Sears Roebuck and Montgomery Ward (which for some reason in Montana we called “Monkey Wards”) catalogs were a staple in my childhood. When back-to-school came around, I could order one piece of clothing — usually a cardigan sweater set.
The rest of my time with the catalogs was spent paging through the pet section where you could order anything from a golden hamster to a monkey. I was sure if I begged hard and long enough that my parents would order me a donkey or a “trained pony with a saddle” (I thought that its coming with a saddle was a good angle) with a price tag of about $300. That never happened.
Sears, which began as a mail-order business for watches and jewelry, offered its first catalog in 1886. The company grew rapidly by selling a wide range of merchandise at reasonable prices to residents of small towns (like my hometown) where retail outlets were limited. At its peak, the Sears catalog offered over 100,000 items on 1,400 pages and weighed 4 pounds! It has been said, “Sears taught Americans how to shop” and became a symbol of American capitalism.
Indeed, beginning in 1908, the company offered its boldest product line ever: houses. Continuing until 1940, dozens of “kit homes” were highlighted in the Sears Modern Homes Catalog. A customer could select from models such as The Woodland, The Sherburne, The Alhambra or The Magnolia with price tags ranging from $600 to $6,000. The kits came on rail cars with all precut framing lumber and everything else needed to build the home down to the doorknobs. Sears promised that with only rudimentary carpentry skills, the new homeowner could put the kit together in less than 90 days.
I have a friend who always identified their home in Murtaugh, Idaho, as a “Sears” house. It sat close to the railroad tracks, which makes sense because that is how the kit arrived. Her home was No. C102, The Hamilton, which originally sold for $1,379.00. She says of the home, “I loved that house; it felt like a mansion. It wasn’t perfect or glamorous, but it was to me. I loved the front porch and the balcony. It stood the test of time. With all the strong winds we’d get, it always felt solid.”

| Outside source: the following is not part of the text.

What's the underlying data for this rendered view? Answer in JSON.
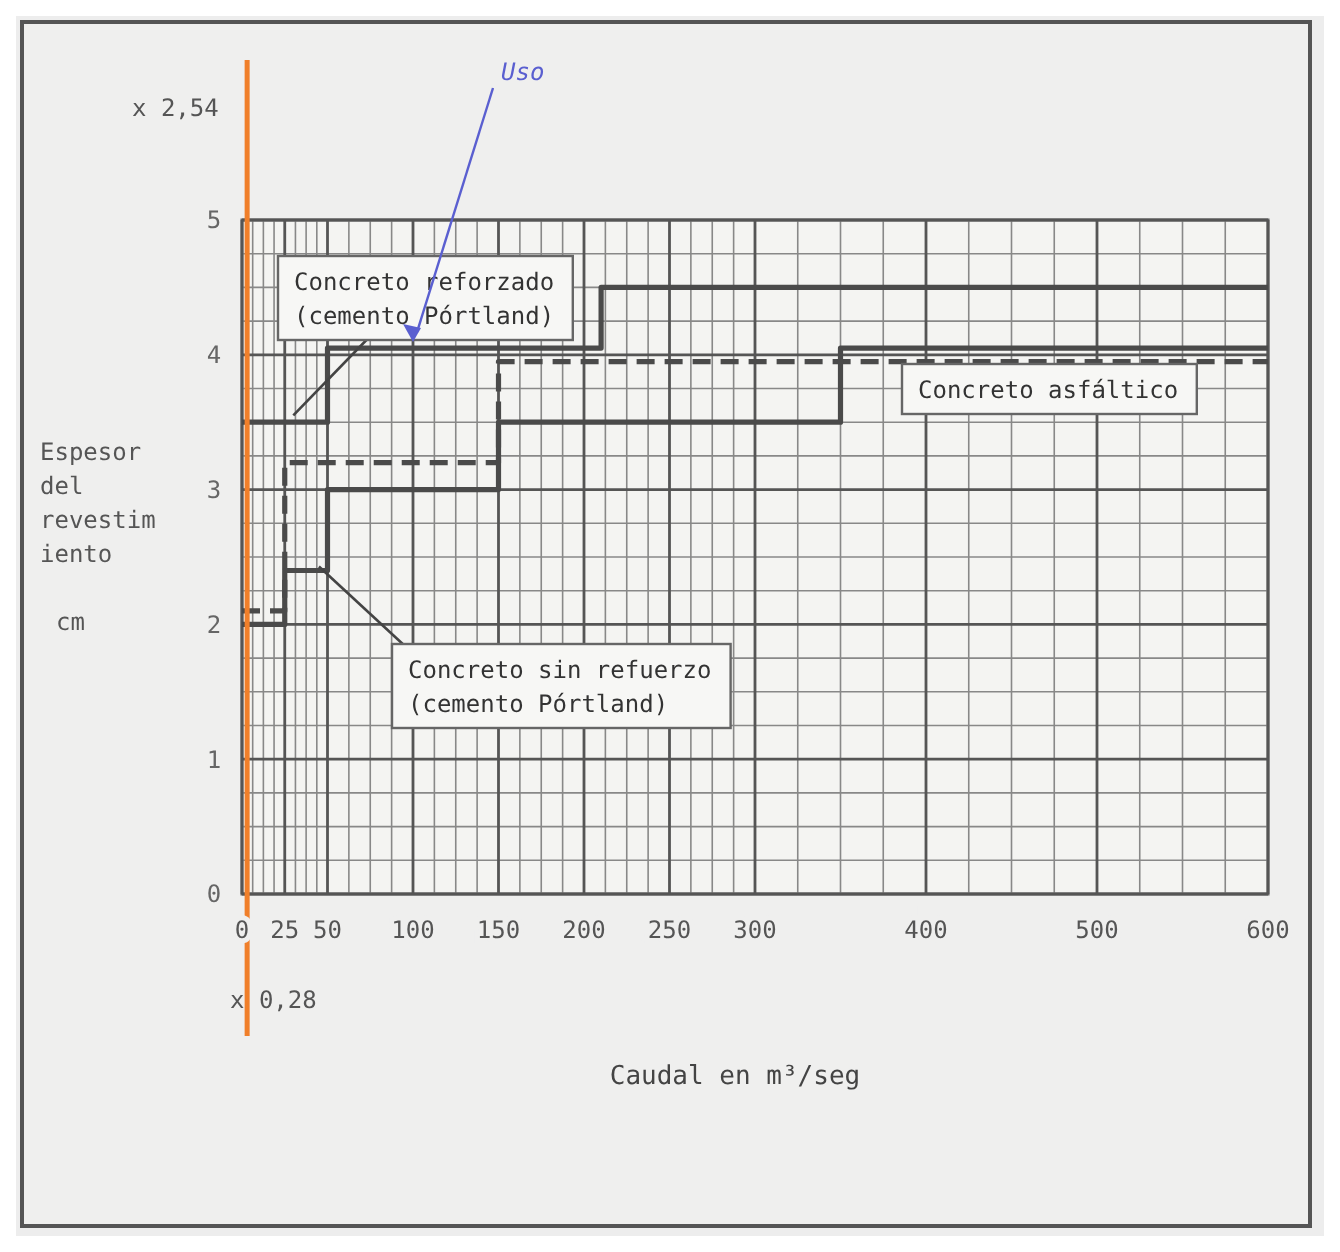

My first idea of writing about Sears houses came to me because I was told there was one on Highway 20 here in Mazama. However, I was not able to confirm that it was. In my investigational manner, I learned that there was a Sears house on the Cassal Ranch that was eventually torn down. Winthrop resident Terry Karro Maves lived in the house at one point. She said that Calloway Cassal, who owned the property and built the house, identified the model as “The Hollywood.”
The Hollywood sold for $2,351.00. The ad in the 1921 Sears Modern Homes catalog described the house: The charm and homelike aspect of this bungalow will appeal to you. It has received honorable mention in leading architectural magazines. The arrangement of the rooms conforms to approved bungalow style.
The kit included all the material to build the six-room house including mill work, lumber, lath, shingles, flooring, porch ceiling, finishing lumber, buffet, kitchen cupboard and medicine case, building paper, eaves trough, down spout, sash weights, hardware and painting material.
Another Winthrop resident, Mary Pat Bauman, lived down the road from the Cassal Ranch Sears house in year 2000. At that time, a dude-riding program was operated out of the ranch house property. The wrangler who ran it, Stephanie Anderson, introduced Mary Pat and her husband, Rick, to riding. She has fond memories of sitting on the front porch with a cold beer and listening to the chamber music festival coming from the nearby barn.
During this time, Merrill Corporation owned the house and property as well as Freestone Inn. Stephanie operated a sleigh ride program for the Freestone. She hooked up Herb and Hank, a Percheron/Quarter Horse team, and took guests from the Inn to the old house for cocoa and cookies.
When Merrill sold the 1,200 acres to the Trust for Public Lands and a few parcels were privately purchased, The Hollywood met its demise, leaving only memories of Richard Sears’ vision of middle class families moving into new houses they built themselves and, of course, filling the houses with new things bought from Sears. Brilliant.